The image for Day 319 of the VM_365 project shows Dent-de-Lion gatehouse, Garlinge. The Gatehouse was constructed in the early 15th century forming the main entrance into the courtyard of a now demolished fortified house which stood to the north.
Fortified houses were constructed mainly in the 15th and 16th centuries and belonged to individuals or families of wealth and high status. Dent-de-Lion was constructed for the Daundelyon family after whom it is named, although it later passed into the Pettit family by marriage.

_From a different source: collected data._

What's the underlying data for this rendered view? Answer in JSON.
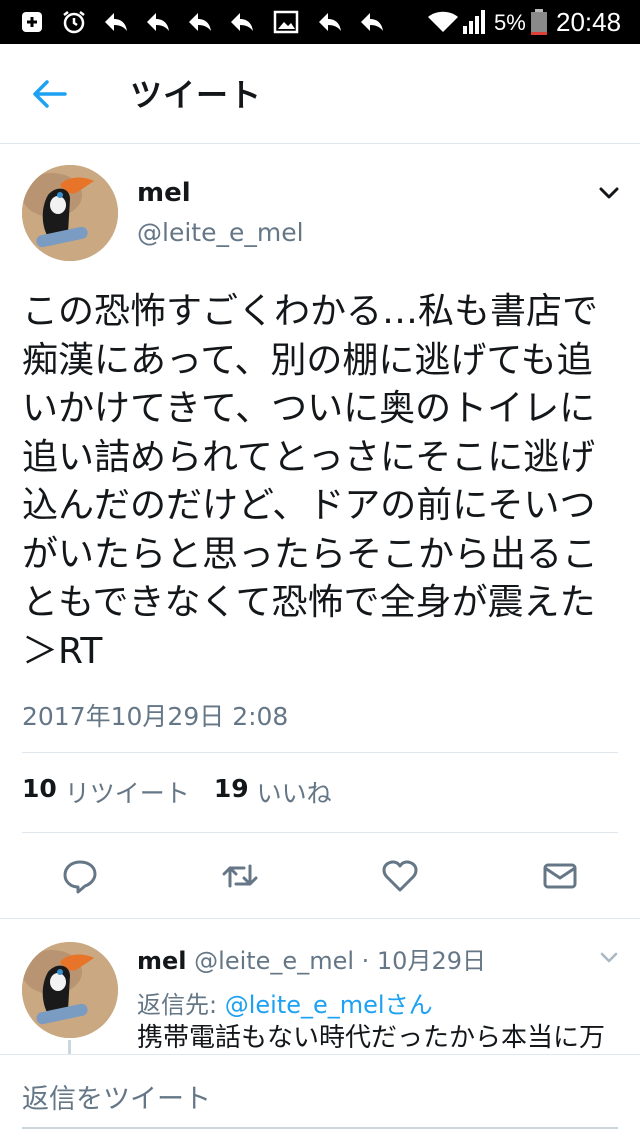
{
  "status_bar": {
    "battery_percent": "5%",
    "time": "20:48",
    "icons": [
      "plus-box-icon",
      "alarm-icon",
      "reply-arrow-icon",
      "reply-arrow-icon",
      "reply-arrow-icon",
      "reply-arrow-icon",
      "image-icon",
      "reply-arrow-icon",
      "reply-arrow-icon",
      "wifi-icon",
      "signal-icon",
      "battery-icon"
    ]
  },
  "header": {
    "back_icon": "back-arrow-icon",
    "title": "ツイート"
  },
  "tweet": {
    "author_name": "mel",
    "author_handle": "@leite_e_mel",
    "text": "この恐怖すごくわかる…私も書店で痴漢にあって、別の棚に逃げても追いかけてきて、ついに奥のトイレに追い詰められてとっさにそこに逃げ込んだのだけど、ドアの前にそいつがいたらと思ったらそこから出ることもできなくて恐怖で全身が震えた＞RT",
    "timestamp": "2017年10月29日 2:08",
    "retweet_count": "10",
    "retweet_label": "リツイート",
    "like_count": "19",
    "like_label": "いいね",
    "actions": [
      "reply-icon",
      "retweet-icon",
      "like-icon",
      "share-mail-icon"
    ]
  },
  "reply": {
    "author_name": "mel",
    "author_handle": "@leite_e_mel",
    "separator": " · ",
    "date": "10月29日",
    "reply_to_label": "返信先: ",
    "reply_to_handle": "@leite_e_melさん",
    "text": "携帯電話もない時代だったから本当に万"
  },
  "composer": {
    "placeholder": "返信をツイート"
  },
  "colors": {
    "accent": "#1da1f2",
    "secondary_text": "#657786",
    "primary_text": "#14171a",
    "divider": "#e1e8ed"
  }
}
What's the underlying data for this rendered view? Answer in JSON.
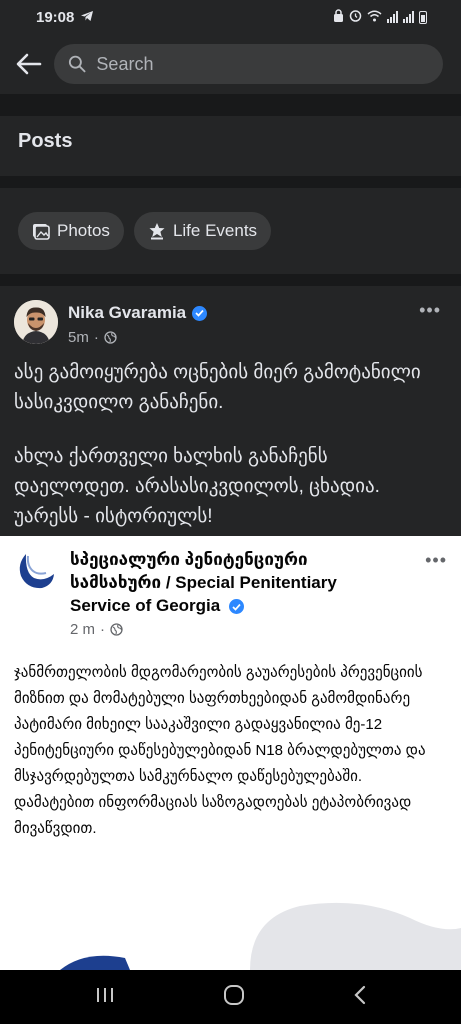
{
  "status_bar": {
    "time": "19:08"
  },
  "search": {
    "placeholder": "Search"
  },
  "posts_section": {
    "title": "Posts"
  },
  "filters": [
    {
      "label": "Photos",
      "icon": "photos-icon"
    },
    {
      "label": "Life Events",
      "icon": "life-events-icon"
    }
  ],
  "post": {
    "author": "Nika Gvaramia",
    "time": "5m",
    "text_1": "ასე გამოიყურება ოცნების მიერ გამოტანილი სასიკვდილო განაჩენი.",
    "text_2": "ახლა ქართველი ხალხის განაჩენს დაელოდეთ. არასასიკვდილოს, ცხადია. უარესს - ისტორიულს!",
    "shared": {
      "author": "სპეციალური პენიტენციური სამსახური / Special Penitentiary Service of Georgia",
      "time": "2 m",
      "text": "ჯანმრთელობის მდგომარეობის გაუარესების პრევენციის მიზნით და მომატებული საფრთხეებიდან გამომდინარე პატიმარი მიხეილ სააკაშვილი გადაყვანილია მე-12 პენიტენციური დაწესებულებიდან N18 ბრალდებულთა და მსჯავრდებულთა სამკურნალო დაწესებულებაში. დამატებით ინფორმაციას საზოგადოებას ეტაპობრივად მივაწვდით."
    }
  },
  "colors": {
    "background": "#18191a",
    "surface": "#242526",
    "chip": "#3a3b3c",
    "verified": "#2d88ff",
    "text_secondary": "#b0b3b8"
  }
}
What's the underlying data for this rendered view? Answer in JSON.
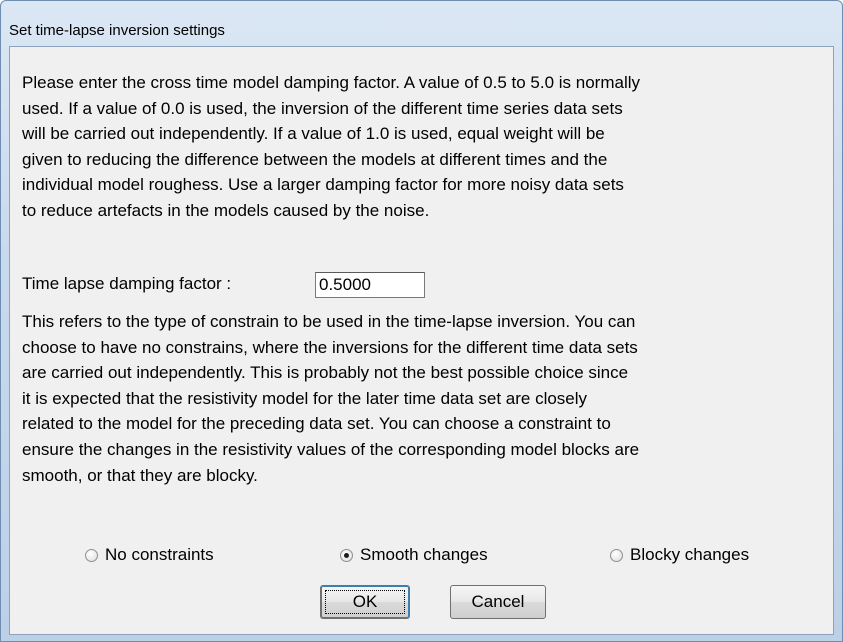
{
  "window": {
    "title": "Set time-lapse inversion settings"
  },
  "description": {
    "damping_text": "Please enter the cross time model damping factor. A value of 0.5 to 5.0  is normally\nused. If a value of 0.0 is used, the inversion of the different time series data sets\nwill be carried out independently. If a value of 1.0 is used, equal weight will be\ngiven to reducing the difference between the models at different times and the\nindividual model roughess. Use a larger damping factor for more noisy data sets\nto reduce artefacts in the models caused by the noise.",
    "constraint_text": "This refers to the type of constrain to be used in the time-lapse inversion. You can\nchoose to have no constrains, where the inversions for the different time data sets\nare carried out independently. This is probably not the best possible choice since\nit is expected that the resistivity model for the later time data set are closely\nrelated to the model for the preceding data set. You can choose a constraint to\nensure the changes in the resistivity values of the corresponding model blocks are\nsmooth, or that they are blocky."
  },
  "damping": {
    "label": "Time lapse damping factor :",
    "value": "0.5000"
  },
  "constraints": {
    "options": [
      {
        "label": "No constraints",
        "selected": false
      },
      {
        "label": "Smooth changes",
        "selected": true
      },
      {
        "label": "Blocky changes",
        "selected": false
      }
    ]
  },
  "buttons": {
    "ok_label": "OK",
    "cancel_label": "Cancel"
  }
}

The Gatehouse was used to approach the main house from the south, the same direction as the image above. The gatehouse is east west aligned, rectangular in shape and constructed of flint and yellow and red brick with ashlar dressings with a tall arched carriage entrance in the centre and on the western side a smaller archway for pedestrian access. There are four square corner towers each having gunloops, arrow slits and staircases with access to the roof. There is also a carved stone shield over the carriage arch with the Daundelyon family coat of arms.
As there are fewer than 200 identified examples of medieval fortified houses in the country, Dent-de-Lion Gatehouse is considered to be of national importance and is both a Scheduled Ancient Monument and a Grade II* Listed Building.
Woodruff, C. E. 1902. Dent-de-Lion Gatehouse, Margate with a pedigree of the family of Pettit. Archaeologia Cantiana 5, 57-63.